Real-time AI assistance during interviews is no longer a fringe behavior. Here's an honest look at what it's good for, what it isn't, and the ethics in between.

Priya Iyer

Editorial Lead

Interview-time AI assistance has moved from a fringe behavior to a tool that mainstream candidates quietly use. The conversation among hiring teams has shifted from 'does anyone do this?' to 'how do we design loops that still produce signal?' Both sides are still figuring out where the line is.

What AI assistance is genuinely good for

  • Catching the question accurately when accents or audio quality are difficult.
  • Surfacing your own résumé details you'd otherwise blank on under pressure.
  • Reminding you of a relevant story from your prep notes.
  • Drafting structure for a long answer when you've lost the thread.

What it isn't good for

Reading model output verbatim is the fastest way to get caught. The cadence is wrong, the specifics are wrong, and you can't answer the follow-up. Treating AI as a teleprompter actively hurts you.
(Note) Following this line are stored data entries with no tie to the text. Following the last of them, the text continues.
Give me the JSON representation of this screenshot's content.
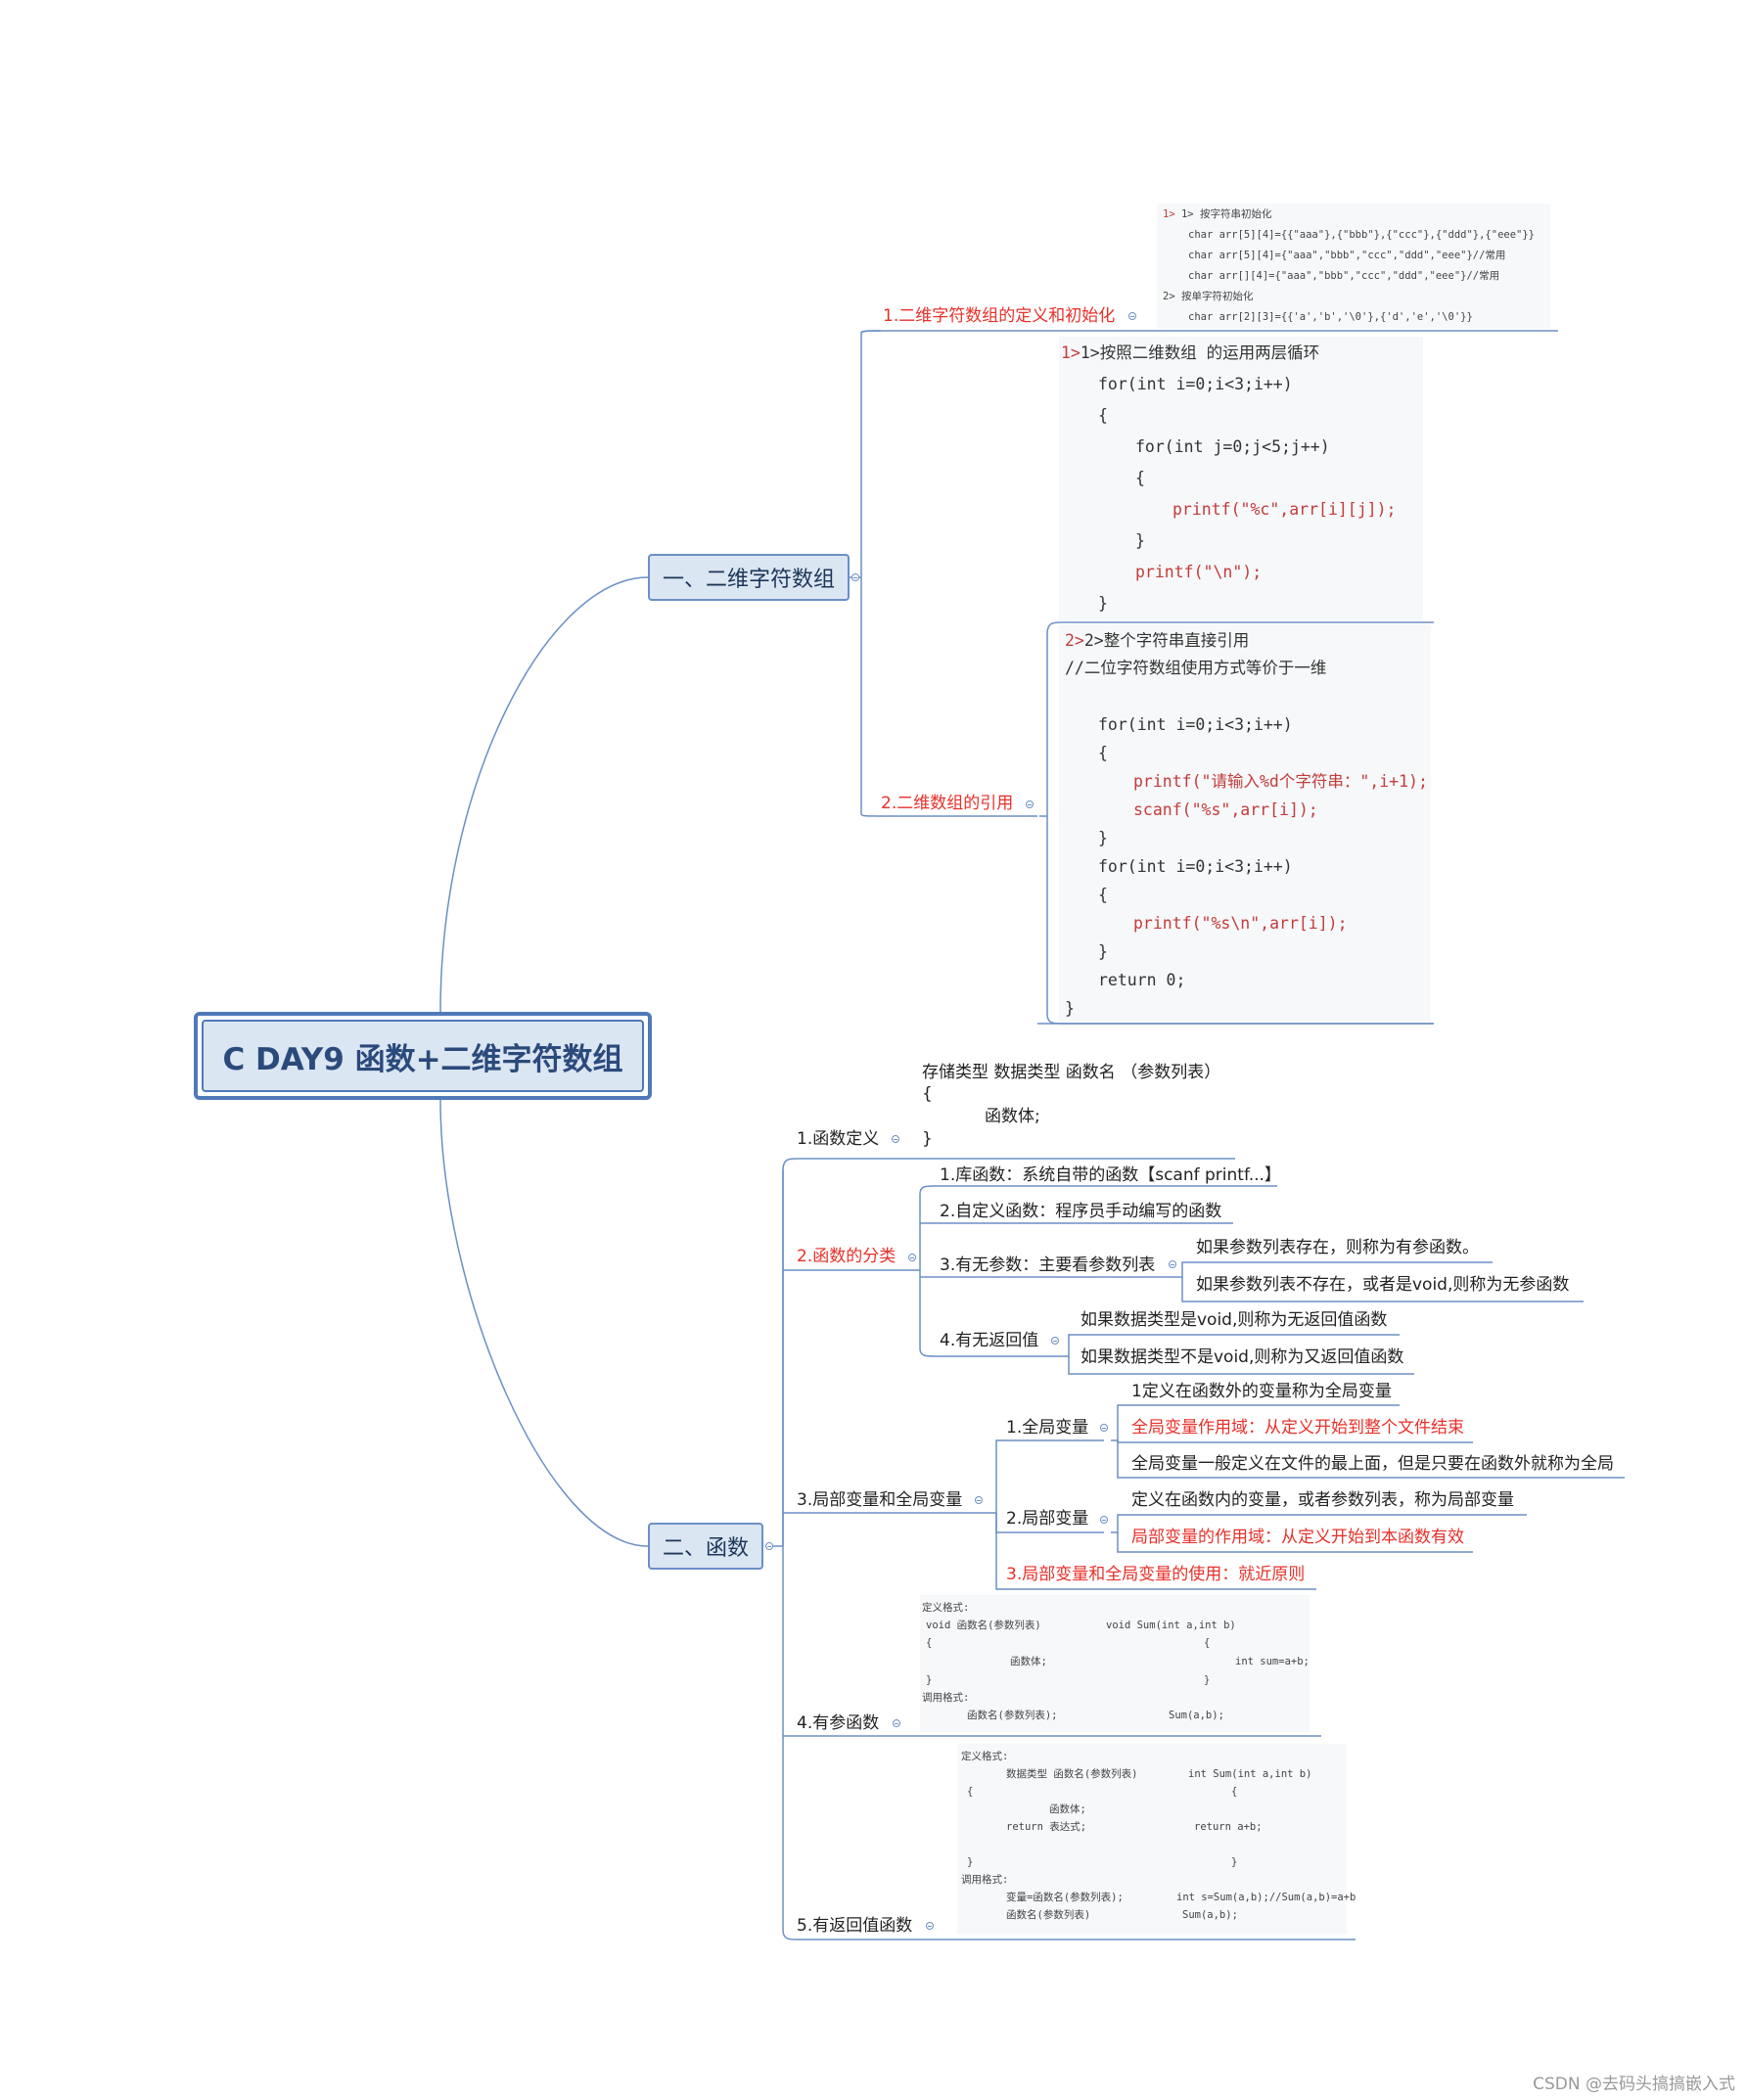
{
  "root": "C DAY9 函数+二维字符数组",
  "branch1": {
    "title": "一、二维字符数组",
    "child1": {
      "label": "1.二维字符数组的定义和初始化",
      "code": [
        "1> 按字符串初始化",
        "char arr[5][4]={{\"aaa\"},{\"bbb\"},{\"ccc\"},{\"ddd\"},{\"eee\"}}",
        "char arr[5][4]={\"aaa\",\"bbb\",\"ccc\",\"ddd\",\"eee\"}//常用",
        "char arr[][4]={\"aaa\",\"bbb\",\"ccc\",\"ddd\",\"eee\"}//常用",
        "2> 按单字符初始化",
        "char arr[2][3]={{'a','b','\\0'},{'d','e','\\0'}}"
      ]
    },
    "child2": {
      "label": "2.二维数组的引用",
      "code1": {
        "heading": "1>按照二维数组 的运用两层循环",
        "lines": [
          "for(int i=0;i<3;i++)",
          "{",
          "for(int j=0;j<5;j++)",
          "{",
          "printf(\"%c\",arr[i][j]);",
          "}",
          "printf(\"\\n\");",
          "}"
        ]
      },
      "code2": {
        "heading": "2>整个字符串直接引用",
        "comment": "//二位字符数组使用方式等价于一维",
        "lines": [
          "for(int i=0;i<3;i++)",
          "{",
          "printf(\"请输入%d个字符串：\",i+1);",
          "scanf(\"%s\",arr[i]);",
          "}",
          "for(int i=0;i<3;i++)",
          "{",
          "printf(\"%s\\n\",arr[i]);",
          "}",
          "return 0;",
          "}"
        ]
      }
    }
  },
  "branch2": {
    "title": "二、函数",
    "def": {
      "label": "1.函数定义",
      "lines": [
        "存储类型 数据类型 函数名 （参数列表）",
        "{",
        "函数体;",
        "}"
      ]
    },
    "classify": {
      "label": "2.函数的分类",
      "items": [
        "1.库函数：系统自带的函数【scanf printf...】",
        "2.自定义函数：程序员手动编写的函数"
      ],
      "params": {
        "label": "3.有无参数：主要看参数列表",
        "items": [
          "如果参数列表存在，则称为有参函数。",
          "如果参数列表不存在，或者是void,则称为无参函数"
        ]
      },
      "returns": {
        "label": "4.有无返回值",
        "items": [
          "如果数据类型是void,则称为无返回值函数",
          "如果数据类型不是void,则称为又返回值函数"
        ]
      }
    },
    "scope": {
      "label": "3.局部变量和全局变量",
      "global": {
        "label": "1.全局变量",
        "items": [
          "1定义在函数外的变量称为全局变量",
          "全局变量作用域：从定义开始到整个文件结束",
          "全局变量一般定义在文件的最上面，但是只要在函数外就称为全局"
        ]
      },
      "local": {
        "label": "2.局部变量",
        "items": [
          "定义在函数内的变量，或者参数列表，称为局部变量",
          "局部变量的作用域：从定义开始到本函数有效"
        ]
      },
      "rule": "3.局部变量和全局变量的使用：就近原则"
    },
    "param_fn": {
      "label": "4.有参函数",
      "left": [
        "定义格式:",
        "void 函数名(参数列表)",
        "{",
        "函数体;",
        "}",
        "调用格式:",
        "函数名(参数列表);"
      ],
      "right": [
        "void Sum(int a,int b)",
        "{",
        "int sum=a+b;",
        "}",
        "Sum(a,b);"
      ]
    },
    "return_fn": {
      "label": "5.有返回值函数",
      "left": [
        "定义格式:",
        "数据类型 函数名(参数列表)",
        "{",
        "函数体;",
        "return 表达式;",
        "}",
        "调用格式:",
        "变量=函数名(参数列表);",
        "函数名(参数列表)"
      ],
      "right": [
        "int Sum(int a,int b)",
        "{",
        "return a+b;",
        "}",
        "int s=Sum(a,b);//Sum(a,b)=a+b",
        "Sum(a,b);"
      ]
    }
  },
  "watermark": "CSDN @去码头搞搞嵌入式",
  "colors": {
    "line": "#6b8fc6",
    "accent_red": "#e8302a",
    "node_fill": "#dbe6f3"
  }
}
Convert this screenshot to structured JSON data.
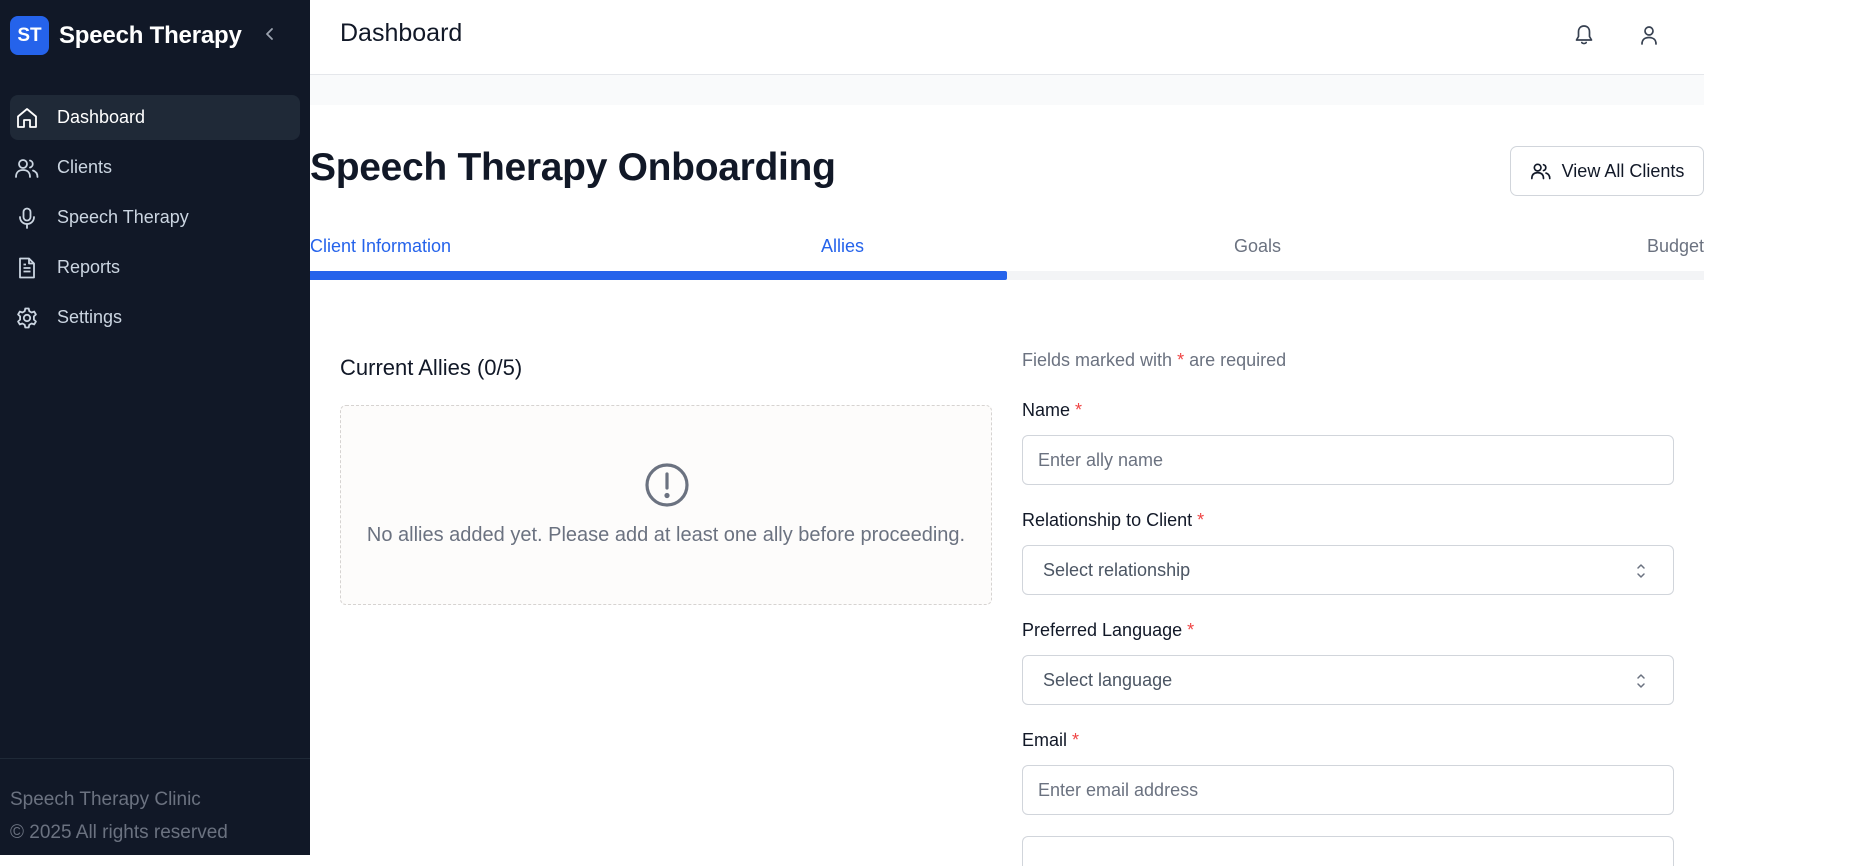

Treating it as a structured prompt that surfaces what you already know is closer to what works.

The ethical line, candidly

Companies are entitled to design loops that produce real signal about a real human. Candidates are entitled to bring their preparation, their notes, and their tools — the same way they'd bring them to any actual job. The line most people land on, including most hiring managers we talk to, is: assistance is fine; impersonation is not.

Where the loop is going

Expect interviews to lean harder on artifacts (code reviews, design docs, scoped trial work) and on conversations the candidate cannot fake their way through (deep dives on past projects, opinions on product trade-offs, debate on architectural decisions). The loops that survive will be the ones where authenticity is the easiest path.